Afro-American Community Broadcasting Inc. is appealing for financial support to stay on the air.
“We’re in dire straits right now,” said Edyce Porter, the station’s community outreach director and daughter of Jimmie Porter, who founded KBBG in 1977.
KBBG Executive Director Deborah Berry, board president Robert C. Wright and staff said the current budget crisis stems from unexpected equipment failures, lost federal support and declining donations as its older patrons pass away and aren’t replaced by younger listeners.
“It’s just really been a struggle for us,” Berry said. “The community is not donating as we had planned.”
Berry and rest of KBBG’s staff have been laid off for about six weeks but continue showing up at the station’s Newell and Mobile street building.

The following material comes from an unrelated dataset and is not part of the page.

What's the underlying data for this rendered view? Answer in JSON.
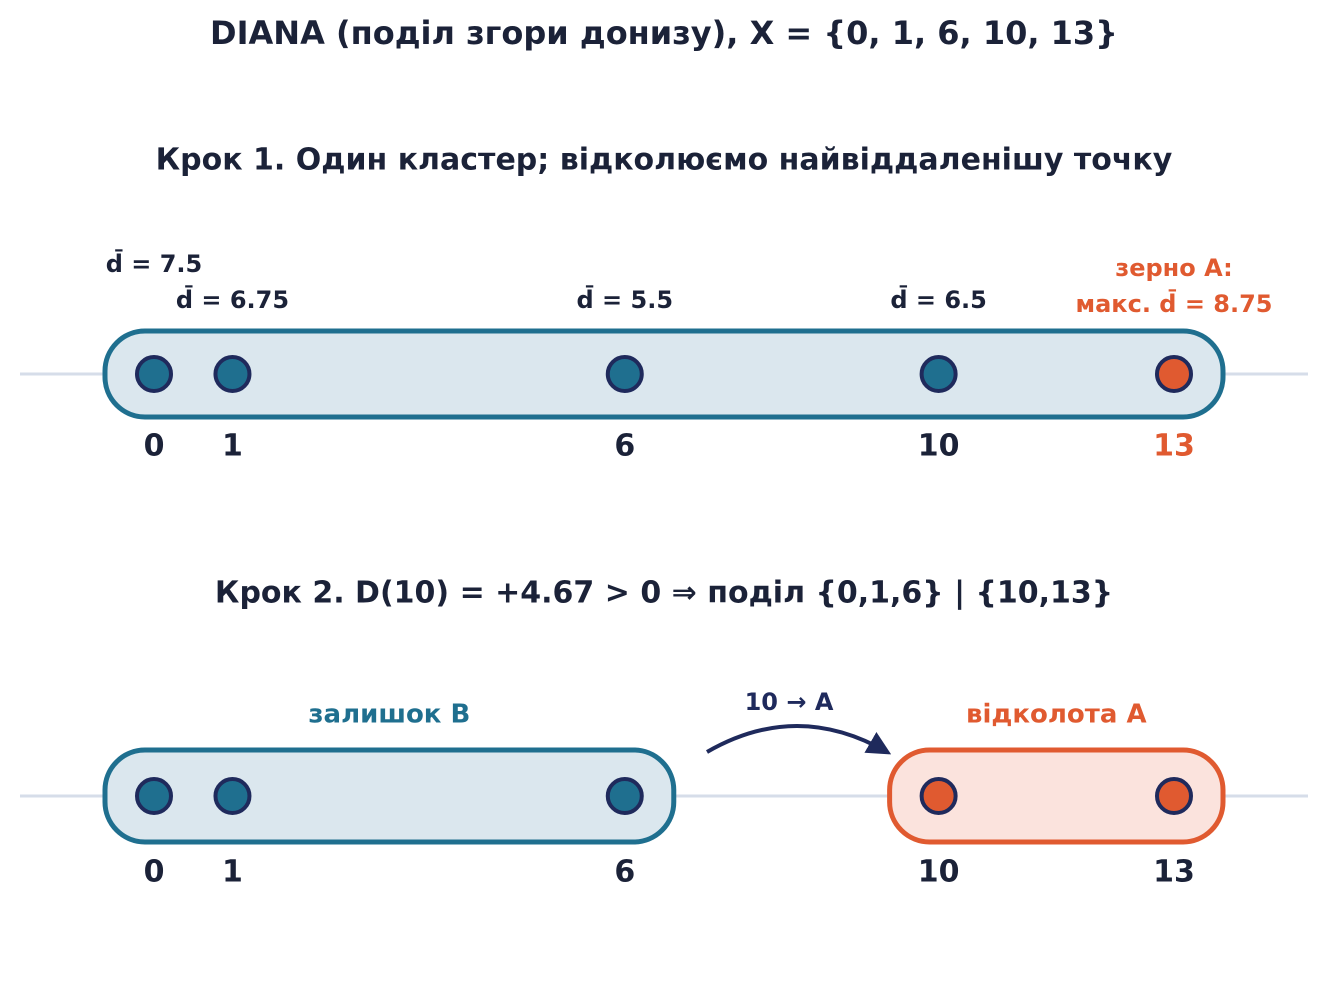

“Our staff people are so dedicated, so committed, they are volunteering,” she said. “We know how important this radio station is to this community.”
Berry took the reins in July 2017 after the previous volunteer director passed away.
The station retained a consultant to help update the organization, which included adding new board members; steps were taken to update the programming to attract younger listeners, and fundraising became a year-round push.
A Community Learning Center project for students interested in broadcasting careers was started with new partnerships throughout the Cedar Valley.
But the station’s vintage equipment started failing and undermining those efforts.
The transmitter and the digital-audio delivery system both died and needed to be replaced. All the station’s digital music, underwriting, public service announcements, and other digital files were lost when the system went down in March.